The History of My Hand-drawn Map at the Museum of London

Hand-drawn London Exhibition, Museum of London

To my utter disbelief I am currently in an exhibition at the Museum of London. No, I’m not a time traveller or old enough to feature in stories of the Blitz or even the Brixton Riots, I’m not even an artist, but somehow my hand-drawn map is in the most recent temporary exhibition at the Museum of London, ‘Hand-drawn London‘.

Me & my map in the exhibition

The exhibition is a collaboration with the Londonist website, and features ten hand-drawn maps hand-picked to represent different Londoners views and perceptions of the city they live in. There is a lovely depiction of Brixton as a tree, a very humorous insight into the world of an over-seas student whose world focuses on the Bloomsbury area with unmapped territory surrounding, and an intriguing look at London’s firsts mapping events and inventions that were premiered in London. You can find a preview with images of all the maps on the Independent website here.

My map is ultimately very simple (seemed the best idea due to my artistic constraints), and is probably one of the few without much annotation. With my interest in local history and my love of North Kensington I used the hand-drawn map project as an excuse to research the long gone Kensington Hippodrome, a Victorian racecourse that stretched from Holland Road to modern-day St Quintin’s Avenue.

When I first created the map I wrote a blog on the maps that influenced my final creation can be found here, but I’d thought I’d take this opportunity to share a bit more history of the Kensington Hippodrome.

A Notting Hill racecourse was the brainchild of local entrepreneur called John Whyte. Situated on 200 acres of the Ladbroke lands, leased from James Weller, the Kensington Hippodrome boasted a larger capacity and closer proximity to London than the other famous racecourses, Epsom and Ascot. It opened on 3 June 1837 to much praise and acclaim from the sporting and national press, and it was soon considered to be a very fashionable place to be and be seen.

"The last grand steeplechase at the Hippodrome racecourse, Kensington" oil on Canvas, by Henry Jnr Alken, Wikigallery

However, there had been an oversight in Whyte’s plans and it turned out that his racecourse intercepted an ‘ancient public way’. Though apparently situated in a sleepy and leafy area, the Hippodrome had actually been built next to one of the worst slums in London’s suburbs, the Potteries, possibly represented by the chimney in the background of this painting. And this public way, or footpath, had become popular with the inhabitants of the Potteries and the nearby area as they attempted to avoid Pottery Lane, affectionately nicknamed ‘Cut Throat Lane’, to give you an idea of the undesirables that resided there.

Whyte tried to block this footpath, but the locals were having none of it, and continued to protest, campaign and also dismantle any obstruction there.
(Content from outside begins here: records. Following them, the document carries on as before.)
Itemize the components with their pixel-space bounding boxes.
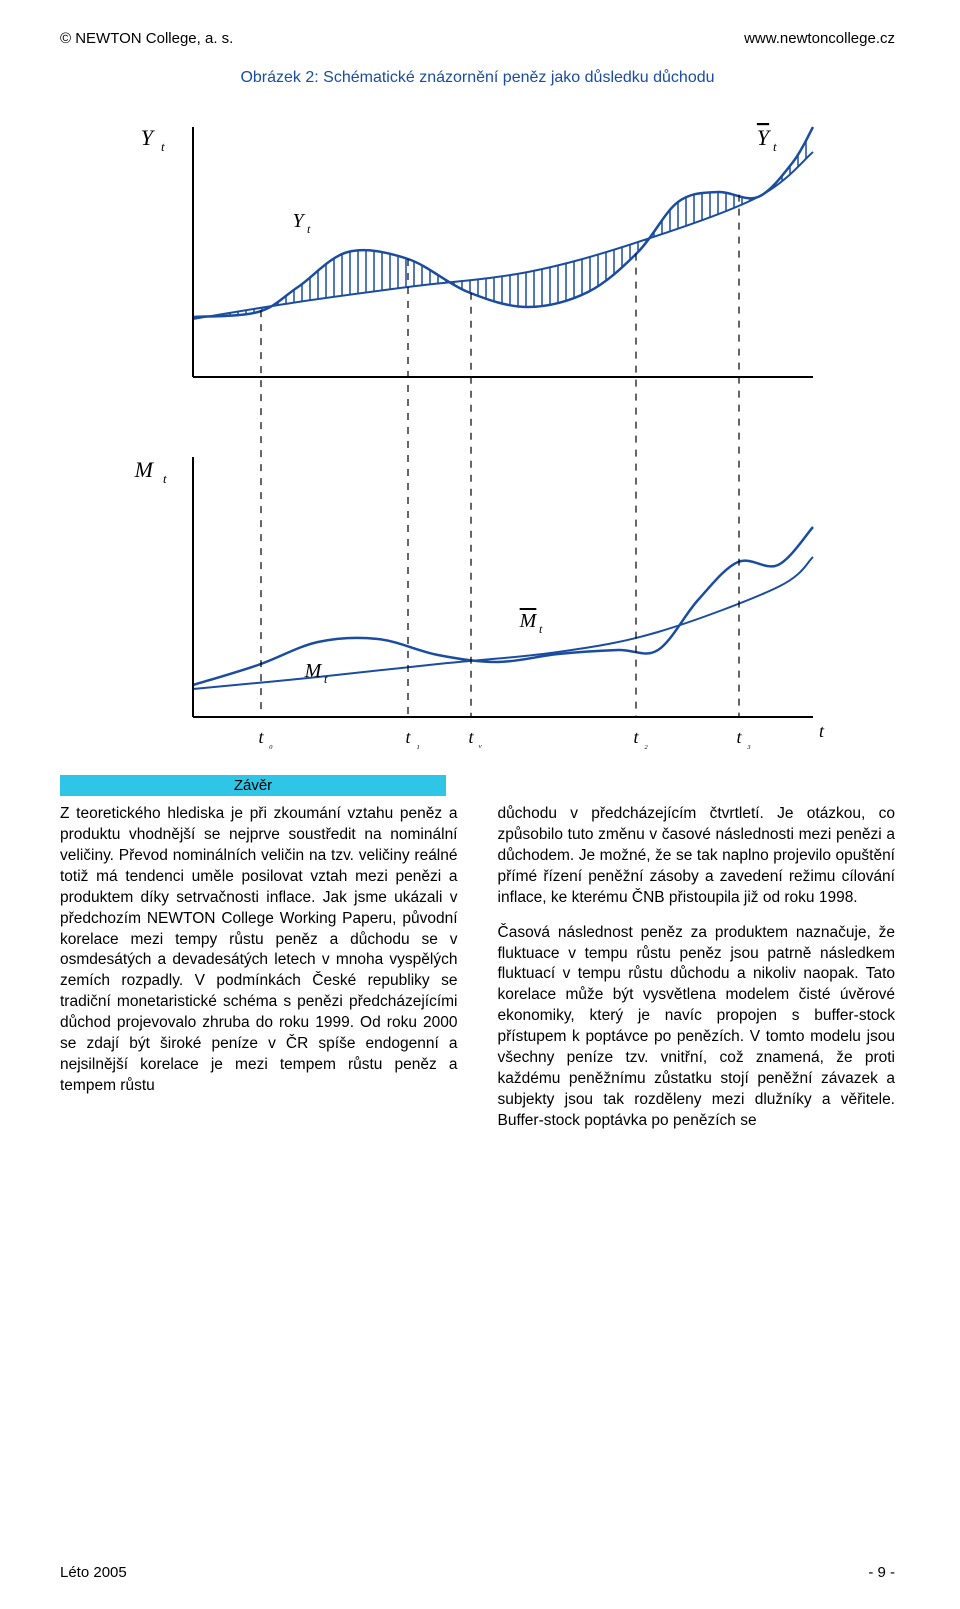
column-right: důchodu v předcházejícím čtvrtletí. Je o… (498, 804, 896, 1132)
page-footer: Léto 2005 - 9 - (60, 1564, 895, 1581)
svg-text:t: t (539, 622, 543, 636)
page-header: © NEWTON College, a. s. www.newtoncolleg… (60, 30, 895, 47)
svg-text:M: M (518, 610, 537, 632)
footer-right: - 9 - (868, 1564, 895, 1581)
footer-left: Léto 2005 (60, 1564, 127, 1581)
svg-text:t: t (324, 672, 328, 686)
svg-text:t: t (405, 727, 411, 747)
svg-text:₁: ₁ (416, 738, 420, 750)
svg-text:t: t (736, 727, 742, 747)
svg-text:ᵥ: ᵥ (478, 738, 482, 750)
svg-text:Y: Y (140, 125, 155, 150)
svg-text:M: M (303, 660, 322, 682)
body-columns: Z teoretického hlediska je při zkoumání … (60, 804, 895, 1132)
header-left: © NEWTON College, a. s. (60, 30, 233, 47)
svg-text:t: t (819, 721, 825, 741)
figure-title: Obrázek 2: Schématické znázornění peněz … (60, 69, 895, 87)
figure-wrap: YtYtYtMtMtMtt₀t₁tᵥt₂t₃t (60, 97, 895, 757)
section-title-bar: Závěr (60, 775, 446, 796)
svg-text:t: t (633, 727, 639, 747)
header-right: www.newtoncollege.cz (744, 30, 895, 47)
svg-text:t: t (258, 727, 264, 747)
svg-text:Y: Y (756, 125, 771, 150)
column-left: Z teoretického hlediska je při zkoumání … (60, 804, 458, 1132)
svg-text:t: t (163, 471, 167, 486)
svg-text:t: t (468, 727, 474, 747)
figure-svg: YtYtYtMtMtMtt₀t₁tᵥt₂t₃t (98, 97, 858, 757)
svg-text:Y: Y (292, 210, 305, 232)
svg-text:₂: ₂ (644, 738, 648, 750)
section-title: Závěr (60, 777, 446, 794)
svg-text:₀: ₀ (269, 738, 273, 750)
svg-text:t: t (161, 139, 165, 154)
svg-text:₃: ₃ (747, 738, 751, 750)
svg-text:M: M (133, 457, 154, 482)
svg-text:t: t (773, 139, 777, 154)
svg-text:t: t (307, 222, 311, 236)
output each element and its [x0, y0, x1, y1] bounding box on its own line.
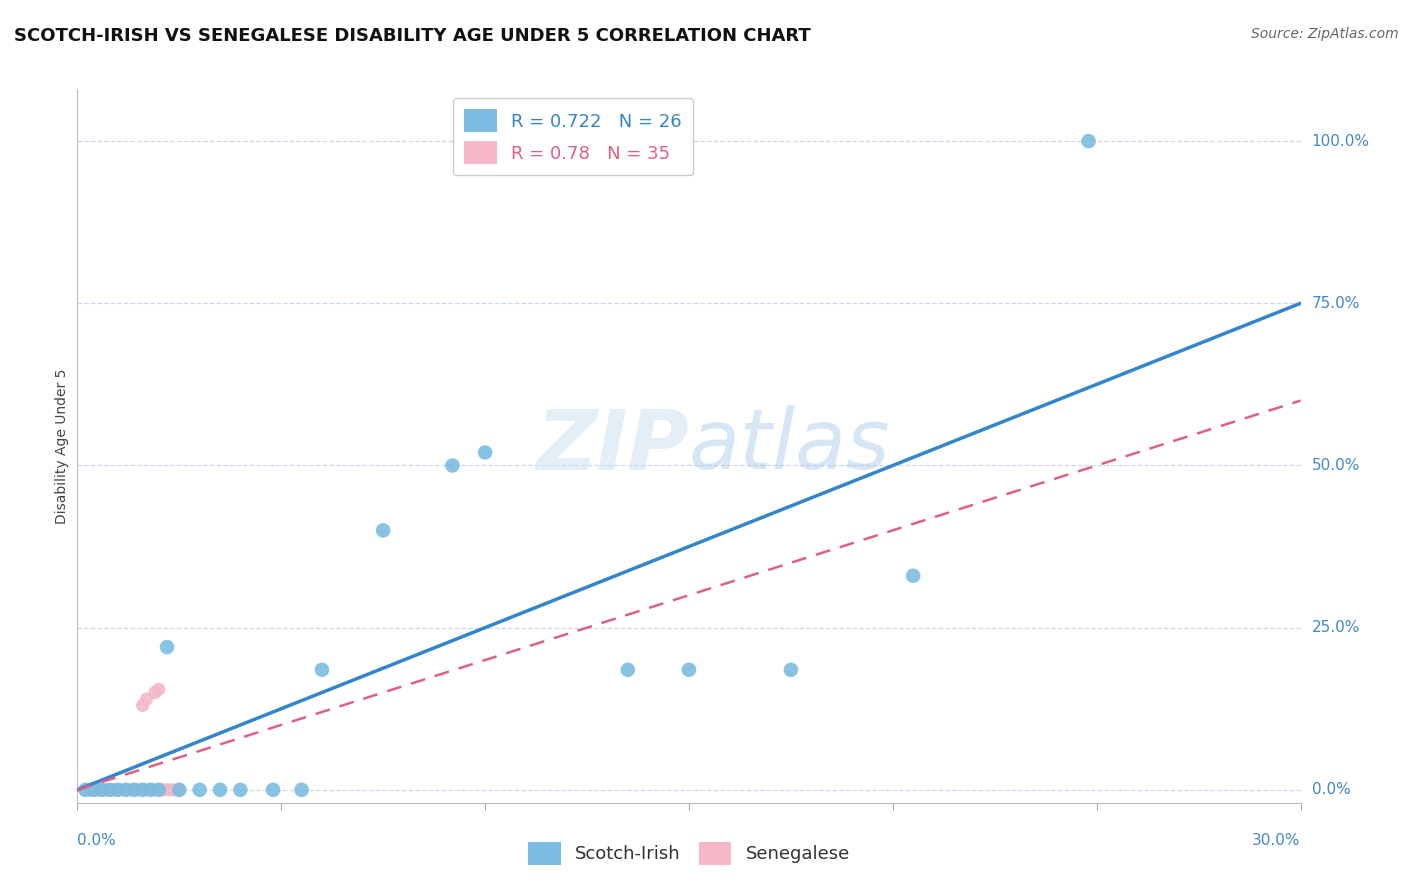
- Point: [115, 782, 138, 797]
- Point: [79, 782, 101, 797]
- Text: Source: ZipAtlas.com: Source: ZipAtlas.com: [1251, 27, 1399, 41]
- Point: [1077, 134, 1099, 148]
- Point: [371, 524, 394, 538]
- Point: [160, 782, 183, 797]
- Text: 0.0%: 0.0%: [77, 833, 117, 848]
- Point: [165, 782, 187, 797]
- Point: [131, 782, 153, 797]
- Point: [83, 782, 105, 797]
- Text: 75.0%: 75.0%: [1312, 296, 1360, 310]
- Point: [75, 782, 97, 797]
- Point: [903, 568, 925, 582]
- Point: [90, 782, 112, 797]
- Point: [148, 782, 170, 797]
- Point: [143, 685, 166, 699]
- Text: SCOTCH-IRISH VS SENEGALESE DISABILITY AGE UNDER 5 CORRELATION CHART: SCOTCH-IRISH VS SENEGALESE DISABILITY AG…: [14, 27, 811, 45]
- Point: [139, 782, 162, 797]
- Point: [87, 782, 110, 797]
- Point: [262, 782, 284, 797]
- Point: [617, 663, 640, 677]
- Text: atlas: atlas: [689, 406, 890, 486]
- Point: [111, 782, 134, 797]
- Text: 50.0%: 50.0%: [1312, 458, 1360, 473]
- Point: [678, 663, 700, 677]
- Text: 30.0%: 30.0%: [1253, 833, 1301, 848]
- Text: ZIP: ZIP: [536, 406, 689, 486]
- Point: [103, 782, 125, 797]
- Point: [124, 782, 146, 797]
- Point: [75, 782, 97, 797]
- Point: [107, 782, 129, 797]
- Point: [441, 458, 464, 473]
- Point: [169, 782, 191, 797]
- Text: 100.0%: 100.0%: [1312, 134, 1369, 149]
- Point: [120, 782, 142, 797]
- Point: [152, 782, 174, 797]
- Point: [103, 782, 125, 797]
- Point: [94, 782, 117, 797]
- Point: [83, 782, 105, 797]
- Text: 0.0%: 0.0%: [1312, 782, 1350, 797]
- Point: [115, 782, 138, 797]
- Point: [139, 782, 162, 797]
- Point: [135, 782, 157, 797]
- Legend: Scotch-Irish, Senegalese: Scotch-Irish, Senegalese: [520, 835, 858, 872]
- Point: [79, 782, 101, 797]
- Point: [779, 663, 801, 677]
- Point: [90, 782, 112, 797]
- Point: [208, 782, 231, 797]
- Point: [90, 782, 112, 797]
- Point: [98, 782, 121, 797]
- Point: [124, 782, 146, 797]
- Point: [148, 682, 170, 697]
- Y-axis label: Disability Age Under 5: Disability Age Under 5: [55, 368, 69, 524]
- Point: [156, 782, 179, 797]
- Point: [87, 782, 110, 797]
- Point: [94, 782, 117, 797]
- Point: [156, 640, 179, 654]
- Point: [83, 782, 105, 797]
- Point: [229, 782, 252, 797]
- Point: [188, 782, 211, 797]
- Point: [169, 782, 191, 797]
- Point: [98, 782, 121, 797]
- Point: [148, 782, 170, 797]
- Point: [131, 782, 153, 797]
- Point: [290, 782, 312, 797]
- Point: [474, 445, 496, 459]
- Text: 25.0%: 25.0%: [1312, 620, 1360, 635]
- Point: [107, 782, 129, 797]
- Point: [98, 782, 121, 797]
- Point: [127, 782, 149, 797]
- Point: [311, 663, 333, 677]
- Point: [135, 692, 157, 706]
- Point: [143, 782, 166, 797]
- Point: [131, 698, 153, 713]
For the press this became a matter of class warfare, and to them it seemed acceptable that people should have a few hours enjoyment at the races without seeing the dregs of society, who kept breaking into the Hippodrome for free through the footpath.

This wasn’t the end of Whyte’s problems, and though the Hippodrome had become fashionable (visited by the Grand Duke of Russia and other foreign dignitaries) and extended in 1841; the jockeys weren’t keen on the clay soil and began to shun the racecourse. Eventually Whyte admitted defeat and gave up the lease in 1842. With this Weller turned to the builders and the Ladbroke Estate was subsequently built over the racecourse. This wasn’t the end of racecourses altogether in the area and there was a course also called the Kensington Hippodrome built as part of Portobello Pleasure Gardens, featuring a track around the axis of Talbot Road. Also in the early 1850s there was a third Kensington Hippodrome, this time an equestrian extravaganza amphitheatre on the site of De Vere Gardens.

Hippodrome Place, W11

Today the ghost of the Kensington Hippodrome still lingers in the area. There is of course street names, Hippodrome Place at Clarendon Cross, between Portland Road and Pottery Lane, and also Hippodrome Mews, former stables. There are also several pubs in the area that date back to the 1840s and probably have origins in Hippodrome business; the Prince Albert in Notting Hill Gate at the entrance to the racecourse, and the North Pole on North Pole Road at the other end of the racecourse. Parts of the Ladbroke Estate were also built along features of the racecourse, most notably that the Notting Hill grassy knoll, that became the ‘natural grandstand’ is now where St John’s Church is situated, accessible by a gate which is now the main entrance to Ladbroke Square Gardens.